Jurors shown animated video at officer’s murder trial

Michael Tarm
AP Legal Affairs Writer

Chicago – Lawyers for a white Chicago police officer who fatally shot a black teenager presented an animated video to jurors on Tuesday that was intended to show the officer’s perspective during the shooting and support his claim that he feared for his safety.

The video, created for the defense team, was aimed at countering graphic police dashcam video that appears to show Jason Van Dyke shooting 17-year-old Laquan McDonald 16 times as the teen holds a knife and walks away from officers in 2014. The police video was released a year after the shooting, sparking widespread protests in Chicago.

The dashcam video is the centerpiece of the state’s case against Van Dyke, but it was taken from a different angle – to the side of Van Dyke and behind McDonald. What the officer saw during the incident could be critical during his murder trial, as jurors try to determine if it was reasonable for the officer to view McDonald as a threat.

It’s unclear if Van Dyke plans to testify during the trial. His attorneys may see the animated video as a substitute for any direct testimony that would expose the 40-year-old officer to potentially blistering cross-examination by prosecutors.

The animated video, which also offers aerial and other views, was produced by California-based 3-D Forensic. The company’s CEO, Jason Fries, described to jurors how it was made. At one point, the video depicts a view as if a camera were hovering just over Van Dyke’s shoulder, pointing his handgun and shooting as an animated figure representing McDonald appears to look at the officer.

When a defense lawyer asked Fries if the animation of McDonald was “closing the distance on Van Dyke,” a prosecutor objected. The defense attorney rephrased the question, and Fries responded: “Yes, our analysis demonstrates Mr. McDonald was getting closer to Officer Van Dyke.”

Earlier Tuesday, Van Dyke’s attorneys called probation officer Dina Randazzo, who testified that McDonald had become “combative” during a juvenile hearing in August 2013. The testimony came a day after three county employees told jurors about physical altercations with McDonald.

McDonald had slashed the tires of a police car before Van Dyke arrived at the scene.

Defense attorneys have focused on McDonald’s behavior in past years and the day he was killed. Under Illinois law, defendants who claim self-defense can present evidence about the past behavior of the person they killed, even if they weren’t aware of that history when the killing occurred.

Prosecutors rested their case last week. Defense attorneys started presenting their case Monday.

On Monday, Miguel DeJsuus, who works at the Cook County Juvenile Detention Center, told jurors of an incident in which McDonald told him he was on drugs before striking him.
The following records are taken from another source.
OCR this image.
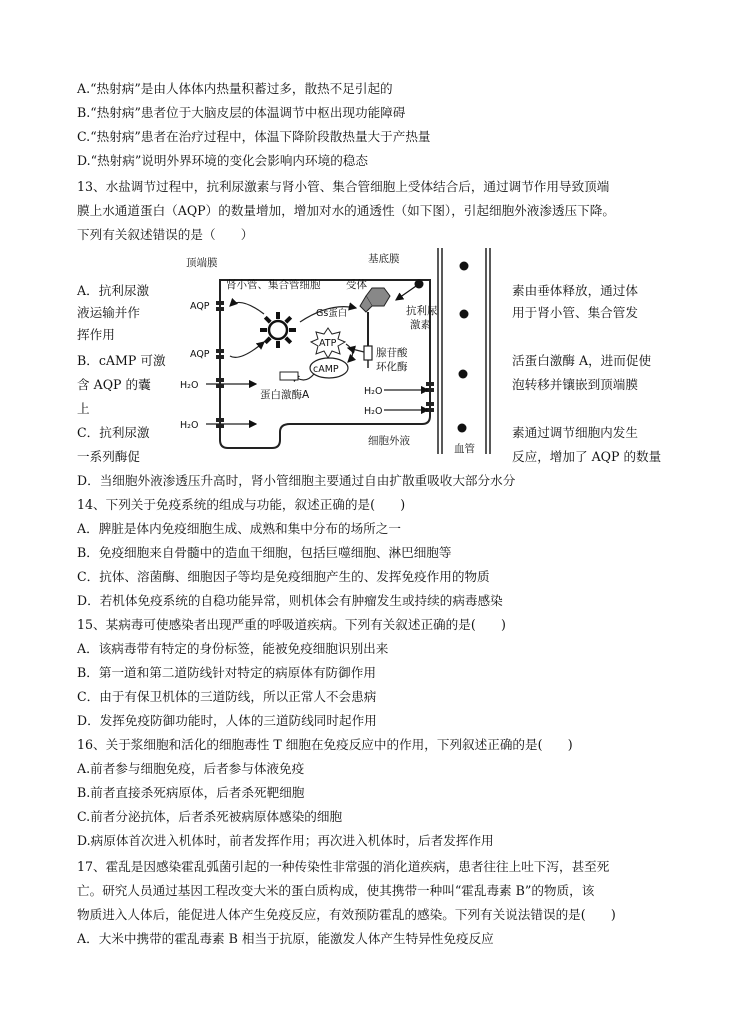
A.“热射病”是由人体体内热量积蓄过多，散热不足引起的
B.“热射病”患者位于大脑皮层的体温调节中枢出现功能障碍
C.“热射病”患者在治疗过程中，体温下降阶段散热量大于产热量
D.“热射病”说明外界环境的变化会影响内环境的稳态
13、水盐调节过程中，抗利尿激素与肾小管、集合管细胞上受体结合后，通过调节作用导致顶端
膜上水通道蛋白（AQP）的数量增加，增加对水的通透性（如下图），引起细胞外液渗透压下降。
下列有关叙述错误的是（　　）
A．抗利尿激
液运输并作
挥作用
素由垂体释放，通过体
用于肾小管、集合管发
B．cAMP 可激
含 AQP 的囊
上
活蛋白激酶 A，进而促使
泡转移并镶嵌到顶端膜
C．抗利尿激
一系列酶促
素通过调节细胞内发生
反应，增加了 AQP 的数量
D．当细胞外液渗透压升高时，肾小管细胞主要通过自由扩散重吸收大部分水分
顶端膜
肾小管、集合管细胞 受体
基底膜
Gs蛋白	抗利尿
激素
AQP
AQP
ATP
cAMP
腺苷酸
环化酶
H₂O
H₂O
H₂O
H₂O
蛋白激酶A
细胞外液
血管
14、下列关于免疫系统的组成与功能，叙述正确的是(　　)
A．脾脏是体内免疫细胞生成、成熟和集中分布的场所之一
B．免疫细胞来自骨髓中的造血干细胞，包括巨噬细胞、淋巴细胞等
C．抗体、溶菌酶、细胞因子等均是免疫细胞产生的、发挥免疫作用的物质
D．若机体免疫系统的自稳功能异常，则机体会有肿瘤发生或持续的病毒感染
15、某病毒可使感染者出现严重的呼吸道疾病。下列有关叙述正确的是(　　)
A．该病毒带有特定的身份标签，能被免疫细胞识别出来
B．第一道和第二道防线针对特定的病原体有防御作用
C．由于有保卫机体的三道防线，所以正常人不会患病
D．发挥免疫防御功能时，人体的三道防线同时起作用
16、关于浆细胞和活化的细胞毒性 T 细胞在免疫反应中的作用，下列叙述正确的是(　　)
A.前者参与细胞免疫，后者参与体液免疫
B.前者直接杀死病原体，后者杀死靶细胞
C.前者分泌抗体，后者杀死被病原体感染的细胞
D.病原体首次进入机体时，前者发挥作用；再次进入机体时，后者发挥作用
17、霍乱是因感染霍乱弧菌引起的一种传染性非常强的消化道疾病，患者往往上吐下泻，甚至死
亡。研究人员通过基因工程改变大米的蛋白质构成，使其携带一种叫“霍乱毒素 B”的物质，该
物质进入人体后，能促进人体产生免疫反应，有效预防霍乱的感染。下列有关说法错误的是(　　)
A．大米中携带的霍乱毒素 B 相当于抗原，能激发人体产生特异性免疫反应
Joseph Plaud of the Cook County’s Sheriff’s Office testified about seeing McDonald “yelling, screaming, swearing” while he was in the juvenile court lock-up a little more than a year before the shooting.

But both witnesses, along with another man who worked in the lockup, acknowledged that they never spoke to Van Dyke about McDonald before the shooting – admissions designed to tell the jury that Van Dyke knew nothing about the teen’s past when he shot him.

Another question is which – if any – other officers at the scene the defense will call to testify. Prosecutors called several last week, but others, including two charged with trying to cover up what happened to protect Van Dyke, have not testified.